Anesthetic Practice in Haiti After the 2010 Earthquake


Anesthetic Practice in Haiti After the 2010 Earthquake

Mark J Rice et al. Anesth Analg. .


On January 12, 2010, a 7.0 M(L) earthquake devastated Haiti, the most impoverished nation in the Western hemisphere with extremely limited health care resources. We traveled to Milot, Haiti situated north of Port-au-Prince, to care for injured patients at Hôpital Sacré Coeur, an undamaged hospital with 74 beds and 2 operating rooms. The massive influx of patients brought by helicopter from the earthquake zone transformed the hospital to >400 beds and 6 operating rooms. As with the 2005 Kashmir and 2008 China earthquake, most victims suffered from extremity injuries, encompassing crush injuries, lacerations, fractures, and amputations with associated dehydration and anemia. Preoperative evaluation was limited by language issues requiring a translator and included basic questions of fasting status, allergies, and coexisting conditions. Goals included adequate depth of anesthesia, while avoiding apnea/airway manipulation. These goals led to frequent use of midazolam and ketamine or regional anesthesia.
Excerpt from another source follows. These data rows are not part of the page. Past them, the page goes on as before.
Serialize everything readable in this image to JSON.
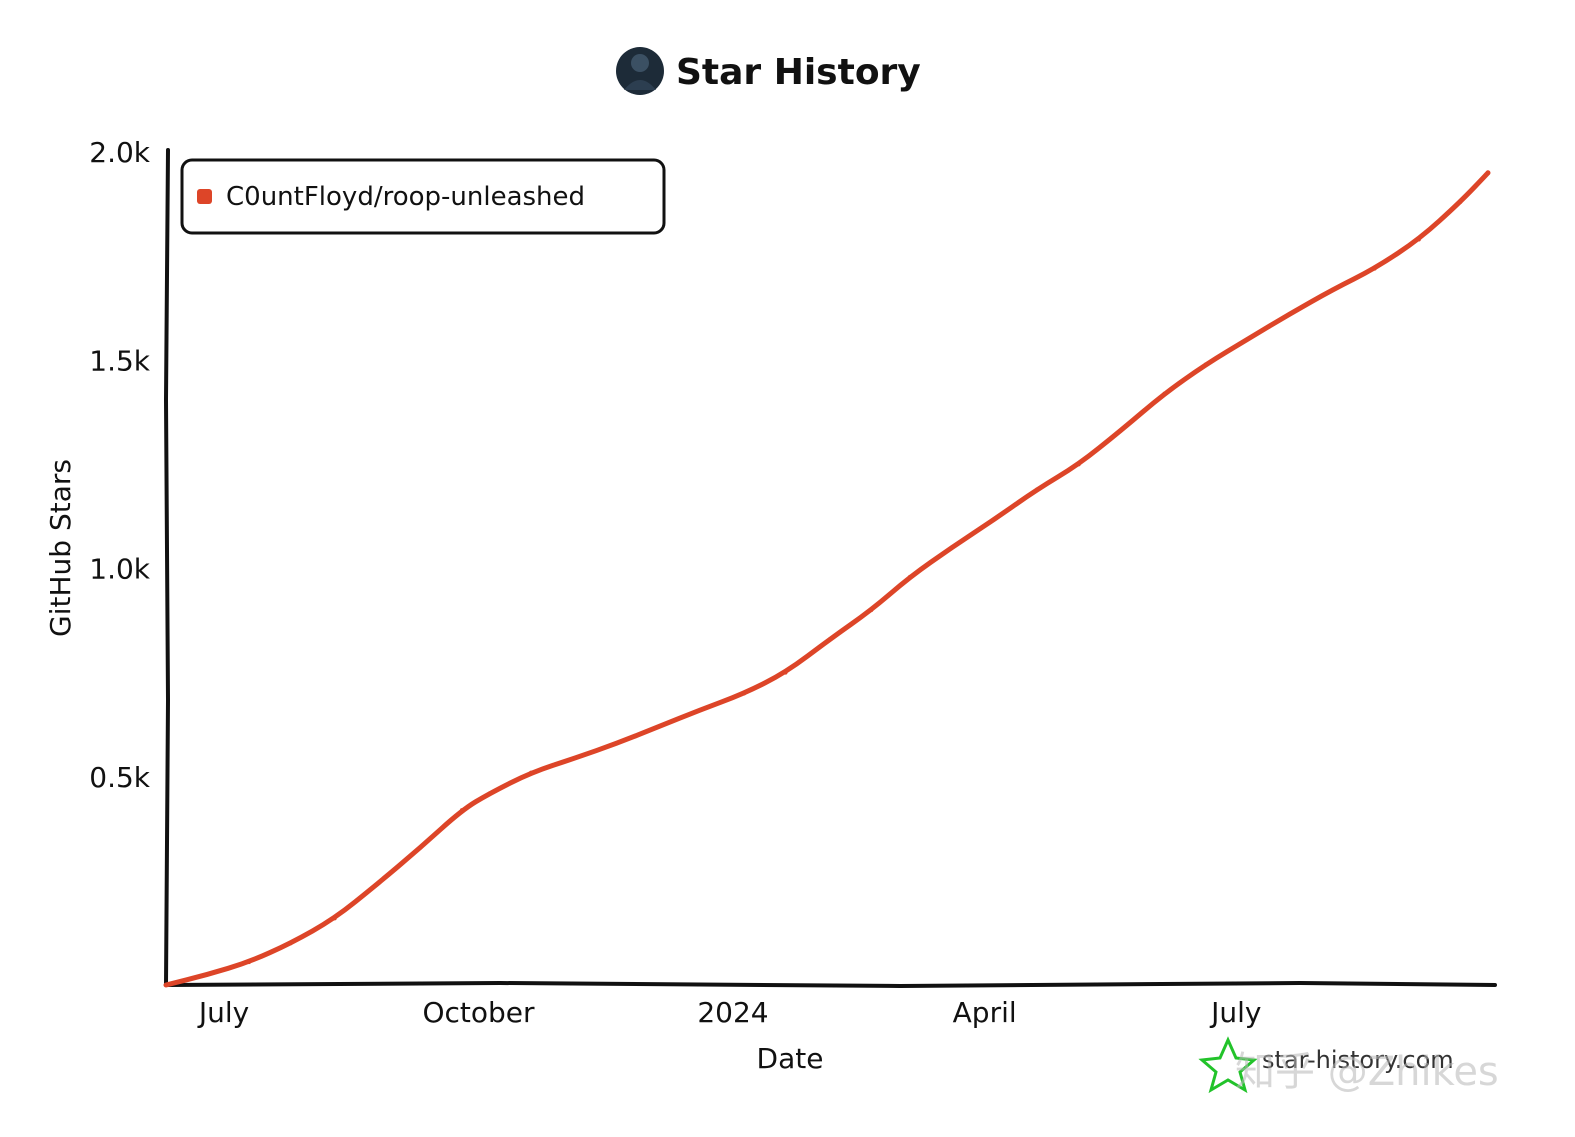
{
  "chart_data": {
    "type": "line",
    "title": "Star History",
    "xlabel": "Date",
    "ylabel": "GitHub Stars",
    "x_tick_labels": [
      "July",
      "October",
      "2024",
      "April",
      "July"
    ],
    "x_tick_dates": [
      "2023-07-01",
      "2023-10-01",
      "2024-01-01",
      "2024-04-01",
      "2024-07-01"
    ],
    "xlim": [
      "2023-06-10",
      "2024-09-30"
    ],
    "y_tick_labels": [
      "0.5k",
      "1.0k",
      "1.5k",
      "2.0k"
    ],
    "y_tick_values": [
      500,
      1000,
      1500,
      2000
    ],
    "ylim": [
      0,
      2000
    ],
    "legend": {
      "position": "top-left"
    },
    "grid": false,
    "series": [
      {
        "name": "C0untFloyd/roop-unleashed",
        "color": "#dd4528",
        "x": [
          "2023-06-10",
          "2023-06-25",
          "2023-07-10",
          "2023-07-25",
          "2023-08-10",
          "2023-08-25",
          "2023-09-10",
          "2023-09-25",
          "2023-10-05",
          "2023-10-20",
          "2023-11-05",
          "2023-11-20",
          "2023-12-05",
          "2023-12-20",
          "2024-01-05",
          "2024-01-20",
          "2024-02-05",
          "2024-02-20",
          "2024-03-05",
          "2024-03-20",
          "2024-04-05",
          "2024-04-20",
          "2024-05-05",
          "2024-05-20",
          "2024-06-05",
          "2024-06-20",
          "2024-07-05",
          "2024-07-20",
          "2024-08-05",
          "2024-08-20",
          "2024-09-05",
          "2024-09-20",
          "2024-09-30"
        ],
        "y": [
          0,
          25,
          55,
          100,
          160,
          240,
          330,
          420,
          460,
          510,
          545,
          580,
          620,
          660,
          700,
          750,
          830,
          900,
          980,
          1050,
          1120,
          1190,
          1250,
          1330,
          1420,
          1490,
          1550,
          1610,
          1670,
          1720,
          1790,
          1880,
          1950
        ]
      }
    ]
  },
  "watermark": {
    "text": "star-history.com",
    "overlay_text": "知乎 @Zhikes",
    "icon": "star-icon",
    "icon_color": "#22c32a"
  },
  "avatar": {
    "icon": "avatar-icon"
  }
}
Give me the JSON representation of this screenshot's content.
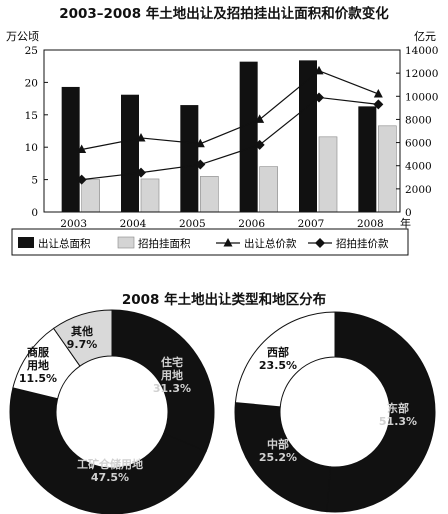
{
  "chart_data": [
    {
      "type": "bar",
      "title": "2003–2008 年土地出让及招拍挂出让面积和价款变化",
      "x_unit": "年",
      "categories": [
        "2003",
        "2004",
        "2005",
        "2006",
        "2007",
        "2008"
      ],
      "y_left": {
        "unit": "万公顷",
        "range": [
          0,
          25
        ],
        "ticks": [
          "0",
          "5",
          "10",
          "15",
          "20",
          "25"
        ]
      },
      "y_right": {
        "unit": "亿元",
        "range": [
          0,
          14000
        ],
        "ticks": [
          "0",
          "2000",
          "4000",
          "6000",
          "8000",
          "10000",
          "12000",
          "14000"
        ]
      },
      "series": [
        {
          "name": "出让总面积",
          "type": "bar",
          "axis": "left",
          "color": "#111111",
          "values": [
            19.3,
            18.1,
            16.5,
            23.2,
            23.4,
            16.3
          ]
        },
        {
          "name": "招拍挂面积",
          "type": "bar",
          "axis": "left",
          "color": "#d4d4d4",
          "values": [
            5.0,
            5.1,
            5.5,
            7.0,
            11.6,
            13.3
          ]
        },
        {
          "name": "出让总价款",
          "type": "line",
          "axis": "right",
          "marker": "triangle",
          "values": [
            5400,
            6400,
            5900,
            8000,
            12200,
            10200
          ]
        },
        {
          "name": "招拍挂价款",
          "type": "line",
          "axis": "right",
          "marker": "diamond",
          "values": [
            2800,
            3400,
            4100,
            5800,
            9900,
            9300
          ]
        }
      ],
      "legend_position": "bottom",
      "grid": false
    },
    {
      "type": "pie",
      "variant": "donut",
      "group_title": "2008 年土地出让类型和地区分布",
      "slices": [
        {
          "name": "住宅用地",
          "value": 31.3,
          "label_lines": [
            "住宅",
            "用地",
            "31.3%"
          ],
          "color": "#111111"
        },
        {
          "name": "工矿仓储用地",
          "value": 47.5,
          "label_lines": [
            "工矿仓储用地",
            "47.5%"
          ],
          "color": "#111111"
        },
        {
          "name": "商服用地",
          "value": 11.5,
          "label_lines": [
            "商服",
            "用地",
            "11.5%"
          ],
          "color": "#ffffff"
        },
        {
          "name": "其他",
          "value": 9.7,
          "label_lines": [
            "其他",
            "9.7%"
          ],
          "color": "#d9d9d9"
        }
      ]
    },
    {
      "type": "pie",
      "variant": "donut",
      "slices": [
        {
          "name": "东部",
          "value": 51.3,
          "label_lines": [
            "东部",
            "51.3%"
          ],
          "color": "#111111"
        },
        {
          "name": "中部",
          "value": 25.2,
          "label_lines": [
            "中部",
            "25.2%"
          ],
          "color": "#111111"
        },
        {
          "name": "西部",
          "value": 23.5,
          "label_lines": [
            "西部",
            "23.5%"
          ],
          "color": "#ffffff"
        }
      ]
    }
  ]
}
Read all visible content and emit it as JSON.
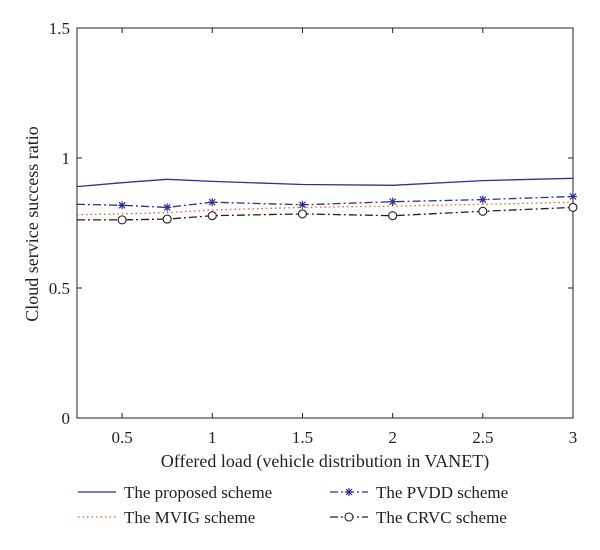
{
  "chart_data": {
    "type": "line",
    "xlabel": "Offered load (vehicle distribution in VANET)",
    "ylabel": "Cloud service success ratio",
    "xlim": [
      0.25,
      3
    ],
    "ylim": [
      0,
      1.5
    ],
    "xticks": [
      0.5,
      1,
      1.5,
      2,
      2.5,
      3
    ],
    "xtick_labels": [
      "0.5",
      "1",
      "1.5",
      "2",
      "2.5",
      "3"
    ],
    "yticks": [
      0,
      0.5,
      1,
      1.5
    ],
    "ytick_labels": [
      "0",
      "0.5",
      "1",
      "1.5"
    ],
    "grid": false,
    "legend_position": "bottom",
    "series": [
      {
        "name": "The proposed scheme",
        "color": "#2e3192",
        "dash": "solid",
        "marker": "none",
        "x": [
          0.25,
          0.5,
          0.75,
          1,
          1.5,
          2,
          2.5,
          3
        ],
        "y": [
          0.89,
          0.905,
          0.918,
          0.91,
          0.898,
          0.895,
          0.913,
          0.922
        ]
      },
      {
        "name": "The PVDD scheme",
        "color": "#2e3192",
        "dash": "dashdot",
        "marker": "star",
        "x": [
          0.25,
          0.5,
          0.75,
          1,
          1.5,
          2,
          2.5,
          3
        ],
        "y": [
          0.822,
          0.818,
          0.81,
          0.83,
          0.82,
          0.832,
          0.84,
          0.852
        ]
      },
      {
        "name": "The MVIG scheme",
        "color": "#f15a24",
        "dash": "dotted",
        "marker": "none",
        "x": [
          0.25,
          0.5,
          0.75,
          1,
          1.5,
          2,
          2.5,
          3
        ],
        "y": [
          0.782,
          0.785,
          0.79,
          0.8,
          0.81,
          0.815,
          0.822,
          0.83
        ]
      },
      {
        "name": "The CRVC scheme",
        "color": "#231f20",
        "dash": "dashdot",
        "marker": "circle",
        "x": [
          0.25,
          0.5,
          0.75,
          1,
          1.5,
          2,
          2.5,
          3
        ],
        "y": [
          0.762,
          0.762,
          0.765,
          0.778,
          0.785,
          0.778,
          0.795,
          0.81
        ]
      }
    ]
  }
}
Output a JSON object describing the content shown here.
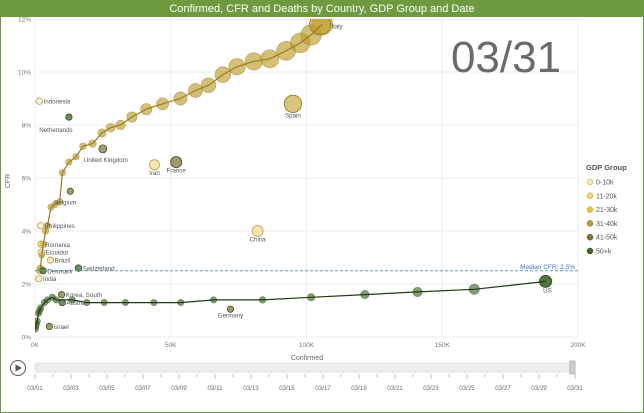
{
  "title": "Confirmed, CFR and Deaths by Country, GDP Group and Date",
  "date_display": "03/31",
  "legend": {
    "title": "GDP Group",
    "items": [
      {
        "label": "0-10k",
        "color": "#f6e8a6"
      },
      {
        "label": "11-20k",
        "color": "#efd873"
      },
      {
        "label": "21-30k",
        "color": "#e2c444"
      },
      {
        "label": "31-40k",
        "color": "#bf9c2a"
      },
      {
        "label": "41-50k",
        "color": "#7d7a3a"
      },
      {
        "label": "50+k",
        "color": "#3f6a2a"
      }
    ]
  },
  "median_label": "Median CFR: 2.5%",
  "timeline": {
    "labels": [
      "03/01",
      "03/03",
      "03/05",
      "03/07",
      "03/09",
      "03/11",
      "03/13",
      "03/15",
      "03/17",
      "03/19",
      "03/21",
      "03/23",
      "03/25",
      "03/27",
      "03/29",
      "03/31"
    ]
  },
  "chart_data": {
    "type": "scatter",
    "title": "Confirmed, CFR and Deaths by Country, GDP Group and Date",
    "xlabel": "Confirmed",
    "ylabel": "CFR",
    "xlim": [
      0,
      200000
    ],
    "ylim": [
      0,
      12
    ],
    "x_ticks": [
      "0K",
      "50K",
      "100K",
      "150K",
      "200K"
    ],
    "y_ticks": [
      "0%",
      "2%",
      "4%",
      "6%",
      "8%",
      "10%",
      "12%"
    ],
    "median_cfr": 2.5,
    "grid": true,
    "legend_position": "right",
    "labeled_points": [
      {
        "name": "US",
        "x": 188000,
        "y": 2.1,
        "gdp_group": "50+k"
      },
      {
        "name": "Italy",
        "x": 105000,
        "y": 11.8,
        "gdp_group": "31-40k"
      },
      {
        "name": "Spain",
        "x": 95000,
        "y": 8.8,
        "gdp_group": "31-40k"
      },
      {
        "name": "China",
        "x": 82000,
        "y": 4.0,
        "gdp_group": "11-20k"
      },
      {
        "name": "Germany",
        "x": 72000,
        "y": 1.05,
        "gdp_group": "41-50k"
      },
      {
        "name": "France",
        "x": 52000,
        "y": 6.6,
        "gdp_group": "41-50k"
      },
      {
        "name": "Iran",
        "x": 44000,
        "y": 6.5,
        "gdp_group": "11-20k"
      },
      {
        "name": "United Kingdom",
        "x": 25000,
        "y": 7.1,
        "gdp_group": "41-50k"
      },
      {
        "name": "Netherlands",
        "x": 12500,
        "y": 8.3,
        "gdp_group": "50+k"
      },
      {
        "name": "Indonesia",
        "x": 1600,
        "y": 8.9,
        "gdp_group": "0-10k"
      },
      {
        "name": "Belgium",
        "x": 13000,
        "y": 5.5,
        "gdp_group": "41-50k"
      },
      {
        "name": "Philippines",
        "x": 2100,
        "y": 4.2,
        "gdp_group": "0-10k"
      },
      {
        "name": "Romania",
        "x": 2200,
        "y": 3.5,
        "gdp_group": "21-30k"
      },
      {
        "name": "Ecuador",
        "x": 2300,
        "y": 3.2,
        "gdp_group": "11-20k"
      },
      {
        "name": "Brazil",
        "x": 5700,
        "y": 2.9,
        "gdp_group": "11-20k"
      },
      {
        "name": "Denmark",
        "x": 3000,
        "y": 2.5,
        "gdp_group": "50+k"
      },
      {
        "name": "Switzerland",
        "x": 16000,
        "y": 2.6,
        "gdp_group": "50+k"
      },
      {
        "name": "India",
        "x": 1400,
        "y": 2.2,
        "gdp_group": "0-10k"
      },
      {
        "name": "Korea, South",
        "x": 9800,
        "y": 1.6,
        "gdp_group": "41-50k"
      },
      {
        "name": "Austria",
        "x": 10000,
        "y": 1.3,
        "gdp_group": "50+k"
      },
      {
        "name": "Israel",
        "x": 5300,
        "y": 0.4,
        "gdp_group": "41-50k"
      }
    ],
    "trails": [
      {
        "name": "Italy",
        "gdp_group": "31-40k",
        "points": [
          [
            1700,
            2.5
          ],
          [
            2000,
            2.6
          ],
          [
            2500,
            3.1
          ],
          [
            3100,
            3.5
          ],
          [
            3900,
            4.0
          ],
          [
            4600,
            4.2
          ],
          [
            5900,
            4.9
          ],
          [
            7400,
            5.0
          ],
          [
            9100,
            5.1
          ],
          [
            10100,
            6.2
          ],
          [
            12500,
            6.6
          ],
          [
            15100,
            6.8
          ],
          [
            17700,
            7.2
          ],
          [
            21200,
            7.3
          ],
          [
            24700,
            7.7
          ],
          [
            27900,
            7.9
          ],
          [
            31500,
            8.0
          ],
          [
            35700,
            8.3
          ],
          [
            41000,
            8.6
          ],
          [
            47000,
            8.8
          ],
          [
            53600,
            9.0
          ],
          [
            59100,
            9.3
          ],
          [
            63900,
            9.5
          ],
          [
            69200,
            9.9
          ],
          [
            74400,
            10.2
          ],
          [
            80600,
            10.4
          ],
          [
            86500,
            10.5
          ],
          [
            92500,
            10.8
          ],
          [
            97700,
            11.1
          ],
          [
            101700,
            11.4
          ],
          [
            105800,
            11.8
          ]
        ]
      },
      {
        "name": "US",
        "gdp_group": "50+k",
        "points": [
          [
            100,
            0.3
          ],
          [
            300,
            0.4
          ],
          [
            500,
            0.5
          ],
          [
            800,
            0.6
          ],
          [
            1300,
            0.9
          ],
          [
            1700,
            1.0
          ],
          [
            2100,
            1.1
          ],
          [
            3500,
            1.3
          ],
          [
            4600,
            1.4
          ],
          [
            6400,
            1.5
          ],
          [
            7800,
            1.4
          ],
          [
            13700,
            1.4
          ],
          [
            19100,
            1.3
          ],
          [
            25500,
            1.3
          ],
          [
            33300,
            1.3
          ],
          [
            43800,
            1.3
          ],
          [
            53700,
            1.3
          ],
          [
            65800,
            1.4
          ],
          [
            83800,
            1.4
          ],
          [
            101700,
            1.5
          ],
          [
            121500,
            1.6
          ],
          [
            140900,
            1.7
          ],
          [
            161800,
            1.8
          ],
          [
            188200,
            2.1
          ]
        ]
      }
    ]
  }
}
Although many medications were present under various names and concentrations, the absence of a central gas supply proved troublesome. Postoperative care was limited to an 8-bed postanesthesia care unit/intensive care unit caring for patients with tetanus, diabetic ketoacidosis, pulmonary aspiration, acute renal failure due to crush, extreme anemia, sepsis, and other illnesses. Other important aspects of this journey included the professionalism of the health care personnel who prioritized patient care, adaptation to limited laboratory and radiological services, and provision of living arrangements. Although challenging from many perspectives, the experience was emotionally enriching and recalls the fundamental reasons why we selected medicine and anesthesiology as a profession.